Falava relativamente baixo só para Bruno ouvir, não queria que todo mundo ali na espera ouvisse sobre minha vida particular, principalmente se eu estava começando a ficar careca. Assim, olho de rabo de olho pra garantir que ninguém fique perto demais. Bruno está irredutível hoje, desde a hora que o encontrei para vir ao aeroporto. Já bufou e mudou de posição de espera umas mil vezes. Me pergunto se é só chateação por estar esperando o convidado mesmo, esperando achar um bom momento de perguntar isso sem que ele me olhe feio.

– Não ainda, deixa chegar domingo. Além de me preparar e organizar esse troço, tenho que estudar pra prova que vai ter quinta-feira. Mal vou ter tempo de estudar. Sorte a sua que fez prova logo hoje, bem antes do evento.

Havia ficado apenas pelo primeiro horário na faculdade, por causa dessa prova.

– Nem tanta sorte assim, olha meu estado de espírito... e físico. E ainda tem “expediente” amanhã cedo... Quero que chegue logo essa merda de segunda-feira, que chegue logo a quarta-feira à noite para que eu possa dizer a mim mesma “enfim um descanso, acabou”. Eu ainda tenho uma prova de Economia, mas é na semana seguinte do evento.

– É, acaba pra você, né? Você sofre agora, eu sofro agora e depois, não vou ter muito tempo pra estudar... Mereço resmungar. E não é só a faculdade que anda me esgotando, tem meu serviço também. Pedi uma semana de dispensa descontando das minhas férias pra não virar um perfeito zumbi. Tô sendo descontado por isso. Impressão minha ou esse cara tá demorando demais?

Olho para as pessoas que chegaram no voo que estávamos esperando indo embora e nada do cara aparecer. Deve ter alguma coisa errada mesmo. Me inclino na direção da porta pra ver se vejo algo ou alguém e nada... Ficamos apenas os dois de palhaços na porta com a placa. A cara do Bruno continua nada boa.
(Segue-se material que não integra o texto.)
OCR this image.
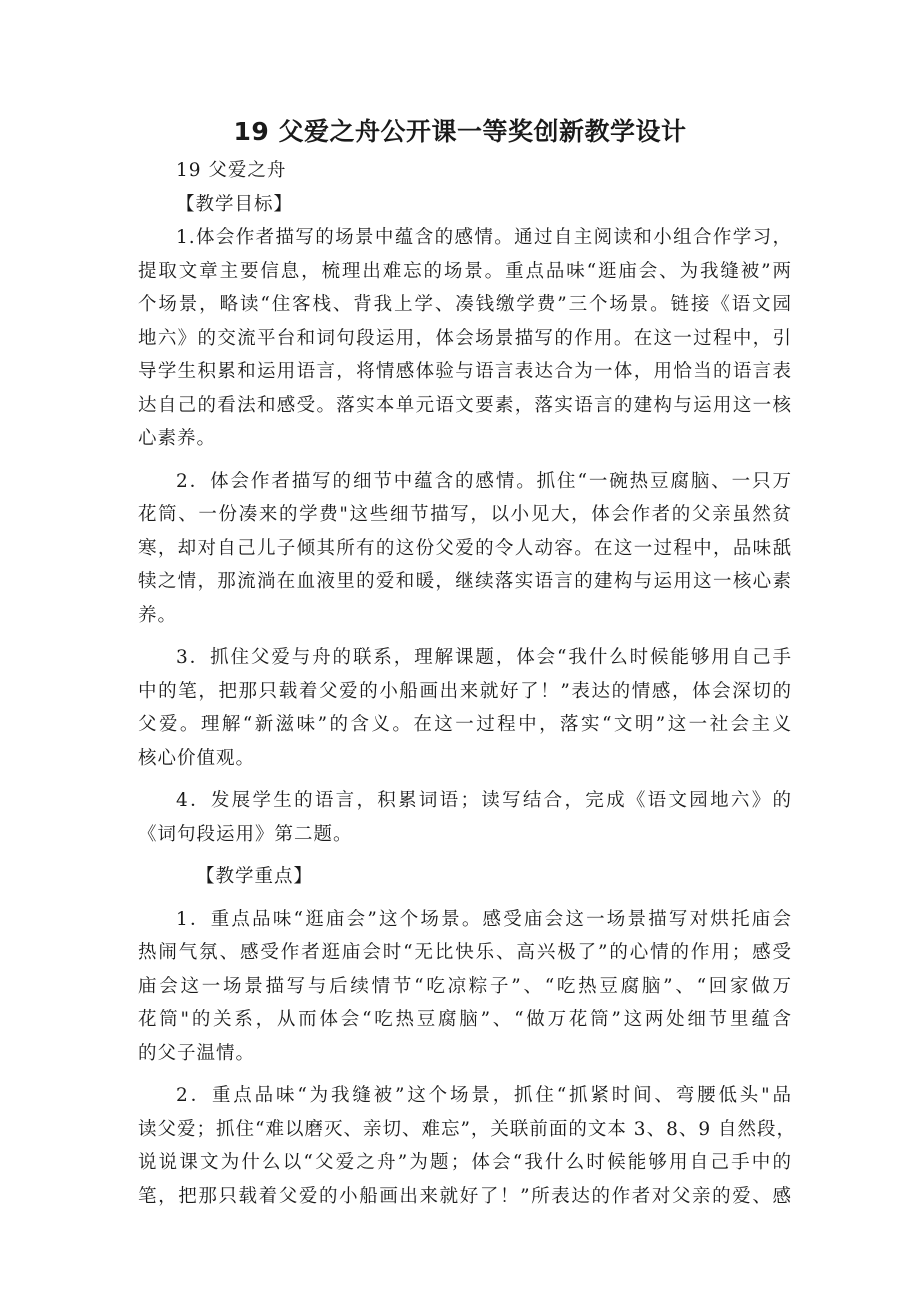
19 父爱之舟公开课一等奖创新教学设计
19 父爱之舟
【教学目标】
1.体会作者描写的场景中蕴含的感情。通过自主阅读和小组合作学习，
提取文章主要信息，梳理出难忘的场景。重点品味“逛庙会、为我缝被”两
个场景，略读“住客栈、背我上学、凑钱缴学费”三个场景。链接《语文园
地六》的交流平台和词句段运用，体会场景描写的作用。在这一过程中，引
导学生积累和运用语言，将情感体验与语言表达合为一体，用恰当的语言表
达自己的看法和感受。落实本单元语文要素，落实语言的建构与运用这一核
心素养。
2．体会作者描写的细节中蕴含的感情。抓住“一碗热豆腐脑、一只万
花筒、一份凑来的学费"这些细节描写，以小见大，体会作者的父亲虽然贫
寒，却对自己儿子倾其所有的这份父爱的令人动容。在这一过程中，品味舐
犊之情，那流淌在血液里的爱和暖，继续落实语言的建构与运用这一核心素
养。
3．抓住父爱与舟的联系，理解课题，体会“我什么时候能够用自己手
中的笔，把那只载着父爱的小船画出来就好了！”表达的情感，体会深切的
父爱。理解“新滋味”的含义。在这一过程中，落实“文明”这一社会主义
核心价值观。
4．发展学生的语言，积累词语；读写结合，完成《语文园地六》的
《词句段运用》第二题。
【教学重点】
1．重点品味“逛庙会”这个场景。感受庙会这一场景描写对烘托庙会
热闹气氛、感受作者逛庙会时“无比快乐、高兴极了”的心情的作用；感受
庙会这一场景描写与后续情节“吃凉粽子”、“吃热豆腐脑”、“回家做万
花筒"的关系，从而体会“吃热豆腐脑”、“做万花筒”这两处细节里蕴含
的父子温情。
2．重点品味“为我缝被”这个场景，抓住“抓紧时间、弯腰低头"品
读父爱；抓住“难以磨灭、亲切、难忘”，关联前面的文本 3、8、9 自然段，
说说课文为什么以“父爱之舟”为题；体会“我什么时候能够用自己手中的
笔，把那只载着父爱的小船画出来就好了！”所表达的作者对父亲的爱、感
– É só isso ou tem algo realmente te incomodando?

– O que você quer dizer?

Lembro instantaneamente do que o irmãozinho da Natália me falou no outro dia que tombei com ele na loja, que ela voltará para o aniversário dela dentre algumas semanas. Será que ela entrou em contato com ele, convidando-o? Mas por que ele ficaria chateado com isso? Eles deram um ponto final na relação deles e tudo correu bem. Receosa, jogo logo uma pergunta pra não fazer rodeios. Acho que ele não está no melhor espírito para enrolações.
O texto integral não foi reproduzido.